As the Minister reconvenes his beef activation group, he will be faced with a number of dilemmas.

The first is to decide on the size of the national suckler herd. The second is what use he wants to see made of the disadvantaged areas for agricultural production. Over the last 30 years, the suckler herd has varied from 400,000 to over one million.

The present Government’s overriding national priority is the provision of jobs. Employment is rightly centre stage, but the subtext is not so clearly spelled out.

It has been very noticeable that the vast bulk of new jobs are in the major urban centres, especially Dublin, Cork and Galway. Rents, mainly in Dublin, are increasing rapidly and the unspoken change in Government policy is that while we want investors to invest in Ireland, most of them wish to invest in a major urban area where there are good educational and entertainment facilities, as well as a high level of general services.

With an excellent main road network, possible commuter distances have increased, but the bottom line is that the rest of the country is increasingly being seen as having a future dependent on farming and tourism.

Obviously, the major county towns have a network of health and local government agencies, but with regard to economic activity and innovation, it’s agriculture and the tourists.
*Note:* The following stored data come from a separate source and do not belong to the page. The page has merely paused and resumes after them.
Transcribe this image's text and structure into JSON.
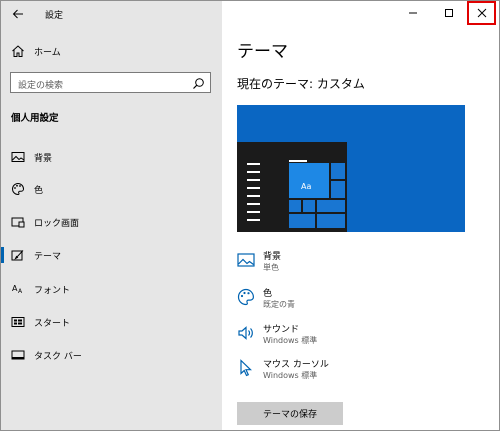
{
  "titlebar": {
    "app_title": "設定"
  },
  "sidebar": {
    "home_label": "ホーム",
    "search_placeholder": "設定の検索",
    "section_title": "個人用設定",
    "items": [
      {
        "label": "背景",
        "icon": "picture-icon"
      },
      {
        "label": "色",
        "icon": "palette-icon"
      },
      {
        "label": "ロック画面",
        "icon": "lock-screen-icon"
      },
      {
        "label": "テーマ",
        "icon": "theme-brush-icon",
        "selected": true
      },
      {
        "label": "フォント",
        "icon": "font-icon"
      },
      {
        "label": "スタート",
        "icon": "start-grid-icon"
      },
      {
        "label": "タスク バー",
        "icon": "taskbar-icon"
      }
    ]
  },
  "main": {
    "page_title": "テーマ",
    "current_theme": "現在のテーマ: カスタム",
    "preview_tile_label": "Aa",
    "settings": [
      {
        "name": "背景",
        "sub": "単色",
        "icon": "picture-icon"
      },
      {
        "name": "色",
        "sub": "既定の青",
        "icon": "palette-icon"
      },
      {
        "name": "サウンド",
        "sub": "Windows 標準",
        "icon": "speaker-icon"
      },
      {
        "name": "マウス カーソル",
        "sub": "Windows 標準",
        "icon": "cursor-icon"
      }
    ],
    "save_button": "テーマの保存"
  },
  "colors": {
    "accent": "#0063b1",
    "preview_blue": "#0a66c2",
    "close_highlight": "#e00000",
    "sidebar_bg": "#e6e6e6"
  }
}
The new Glanbia plant in Belview, Dairygold in Mitchelstown, Dairymaster in Causeway, Aurivo in Ballaghaderreen, Lakeland in Bailieboro, Dawn in Ballyhaunis – the list goes on. All are farm based, but what is noticeable is that the amount of new industrial investment in these non-metropolitan locations is almost zero – despite the theoretical possibility of working from home with modern internet.

The two State bodies in charge of helping foreign and domestic companies, the IDA and Enterprise Ireland, spend about €500m a year directly helping firms to invest in the interests of national wealth and job creation.

The Single Farm Payment is about two and a half times that at €1.2bn, spread over 120,000 farm families.

This is, in effect, a direct reflection of what it costs Irish and European producers to produce food at European costs, while coping with Europe-imposed environmental conditions.

If Government and the agri-processing industry cannot agree a framework that allows production to continue in rural areas, then we will see a continuing rundown of the kind highlighted in Teagasc’s Rural Towns report last week. We cannot expect miracles, but some degree of accountability and a more long-term commitment to supplier profitability will have to feature in the coming discussions. There are several possibilities – we await the Ministerial agenda with interest.